The other point he brings up is correct in most cases also. That is a part of the risk involved, also known by all parties concerned.
I guess the what is most important is for YOU to determine if L/O’s are a way you want to invest. Weigh the pro’s and con’s to make an educated decision.
Pat

How to Stay Out of Court!!! - Posted by gmay

Posted by gmay on May 17, 2000 at 19:55:06:

Use Wm. Bronchick’s disclosure documents with Claude Diamonds contracts and, in my opinion, you will stay out of court.

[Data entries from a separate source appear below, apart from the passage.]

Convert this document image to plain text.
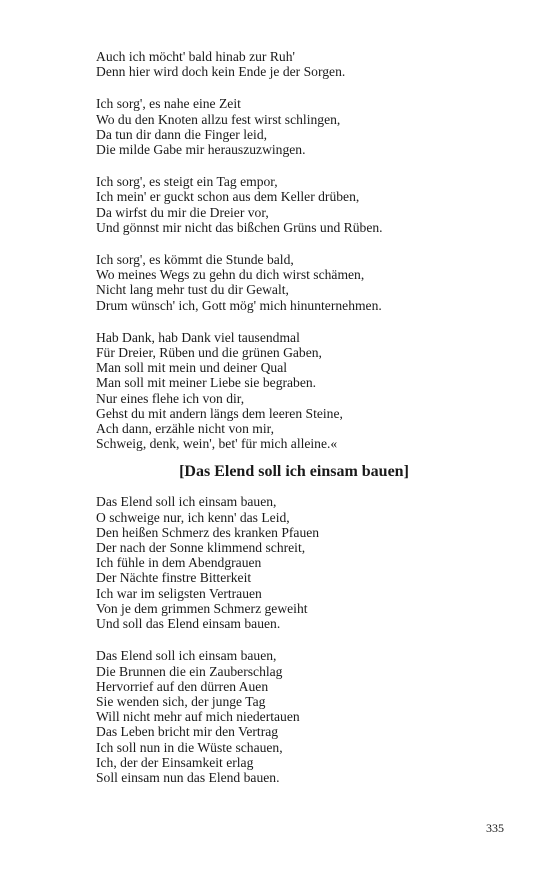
Auch ich möcht' bald hinab zur Ruh'
Denn hier wird doch kein Ende je der Sorgen.
Ich sorg', es nahe eine Zeit
Wo du den Knoten allzu fest wirst schlingen,
Da tun dir dann die Finger leid,
Die milde Gabe mir herauszuzwingen.
Ich sorg', es steigt ein Tag empor,
Ich mein' er guckt schon aus dem Keller drüben,
Da wirfst du mir die Dreier vor,
Und gönnst mir nicht das bißchen Grüns und Rüben.
Ich sorg', es kömmt die Stunde bald,
Wo meines Wegs zu gehn du dich wirst schämen,
Nicht lang mehr tust du dir Gewalt,
Drum wünsch' ich, Gott mög' mich hinunternehmen.
Hab Dank, hab Dank viel tausendmal
Für Dreier, Rüben und die grünen Gaben,
Man soll mit mein und deiner Qual
Man soll mit meiner Liebe sie begraben.
Nur eines flehe ich von dir,
Gehst du mit andern längs dem leeren Steine,
Ach dann, erzähle nicht von mir,
Schweig, denk, wein', bet' für mich alleine.«
[Das Elend soll ich einsam bauen]
Das Elend soll ich einsam bauen,
O schweige nur, ich kenn' das Leid,
Den heißen Schmerz des kranken Pfauen
Der nach der Sonne klimmend schreit,
Ich fühle in dem Abendgrauen
Der Nächte finstre Bitterkeit
Ich war im seligsten Vertrauen
Von je dem grimmen Schmerz geweiht
Und soll das Elend einsam bauen.
Das Elend soll ich einsam bauen,
Die Brunnen die ein Zauberschlag
Hervorrief auf den dürren Auen
Sie wenden sich, der junge Tag
Will nicht mehr auf mich niedertauen
Das Leben bricht mir den Vertrag
Ich soll nun in die Wüste schauen,
Ich, der der Einsamkeit erlag
Soll einsam nun das Elend bauen.
335
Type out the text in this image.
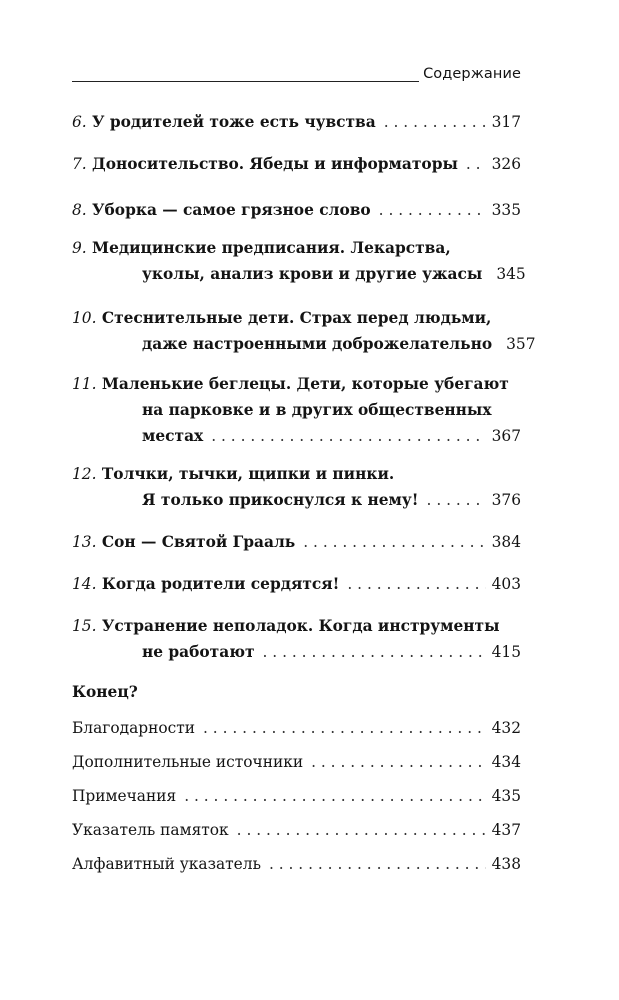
Содержание
6. У родителей тоже есть чувства . . .	317
7. Доносительство. Ябеды и информаторы . . . 326
8. Уборка — самое грязное слово . . .	335
9. Медицинские предписания. Лекарства,
уколы, анализ крови и другие ужасы 345
10. Стеснительные дети. Страх перед людьми,
даже настроенными доброжелательно 357
11. Маленькие беглецы. Дети, которые убегают
на парковке и в других общественных
местах . . .	367
12. Толчки, тычки, щипки и пинки.
Я только прикоснулся к нему! . . .	376
13. Сон — Святой Грааль . . .	384
14. Когда родители сердятся! . . .	403
15. Устранение неполадок. Когда инструменты
не работают . . .	415
Конец?
Благодарности . . .	432
Дополнительные источники . . .	434
Примечания . . .	435
Указатель памяток . . .	437
Алфавитный указатель . . .	438
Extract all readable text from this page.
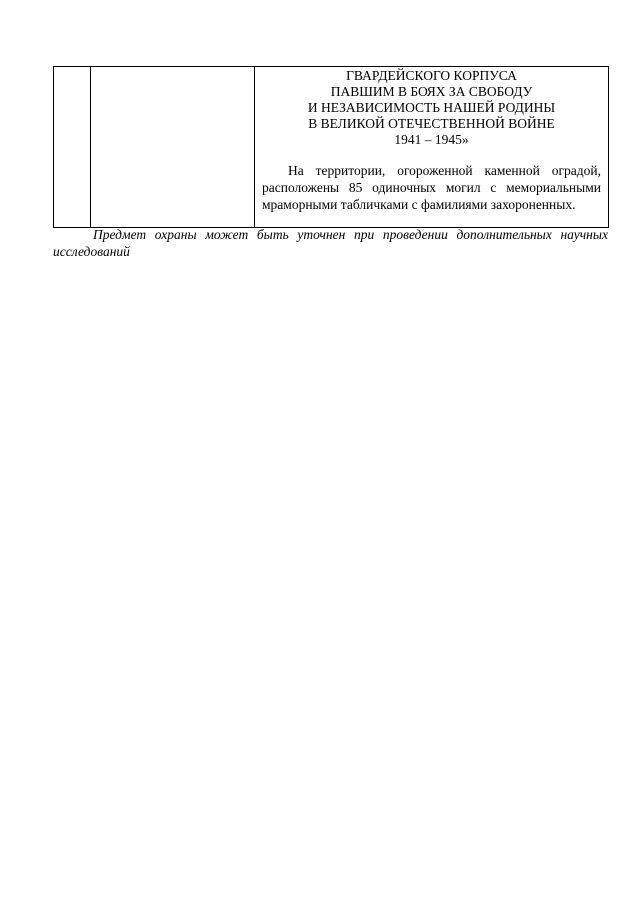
ГВАРДЕЙСКОГО КОРПУСА
ПАВШИМ В БОЯХ ЗА СВОБОДУ
И НЕЗАВИСИМОСТЬ НАШЕЙ РОДИНЫ
В ВЕЛИКОЙ ОТЕЧЕСТВЕННОЙ ВОЙНЕ
1941 – 1945»

На территории, огороженной каменной оградой, расположены 85 одиночных могил с мемориальными мраморными табличками с фамилиями захороненных.

Предмет охраны может быть уточнен при проведении дополнительных научных исследований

If the tenant buyer (optionee) has signed off on the disclosures then he knows the risks of entering into a lease option agreement.
gmay

Not according to a post a few days ago! - Posted by Glenn-OH

Posted by Glenn-OH on May 17, 2000 at 20:52:14:

I’d rather avoid the legal fees.

Yes you can, Yes you can - Posted by Laure

Posted by Laure on May 18, 2000 at 04:42:58:

50% follow through rate. Well, for me that’s true. I have one I am closing next week, Tenant Buyer got financing and deal is closing, and One Tenant Buyer who asked to be let out of her contract as she is getting married and moving into his house. We’ll see how the rest of my contracts pan out, but I expect a much higher closing rate than 50%…maybe I’m being optimistic. I am running my TB’ers through my mortgage company FIRST now, so the TB’ers have a picture of what they need to do to qualify for a loan at the end of the Lease. If they, then do not make the committment to repair their credit and are unable to exercise, then what can I do? I feel this is NOT in any way a scam. When their option is getting close, 6 months away, I call the TB’ers and go with them to the mortgage broker. I want to close these deals, and do whatever I can to get it done. I suppose there are some TB’ers that will never own a house simply because they can’t get their bills paid on time. But I can’t help that. I am not out to screw anyone. The “system” overwhelms them and they already feel defeated. I find myself in a “cheerleader” position most of the time saying Yes, you can, Yes you can !

Laure :slight_smile:

50% the FIRST time around . . . - Posted by William Bronchick

Posted by William Bronchick on May 18, 2000 at 10:03:49:

What Reed overlooks is the fact that only 50% of tenant/buyers exercise the FIRST time around. I have NEVER given a property back to an owner that I did a sandwich lease/option with - although my t/b exercise ratio is 50% (or less), the second or third t/b ends up exercising. Thus, my closing ratio is 100%.

Should we shut down Bally’s Health Clubs because only 10% of its members show up to work out every week? Who’s fault is that?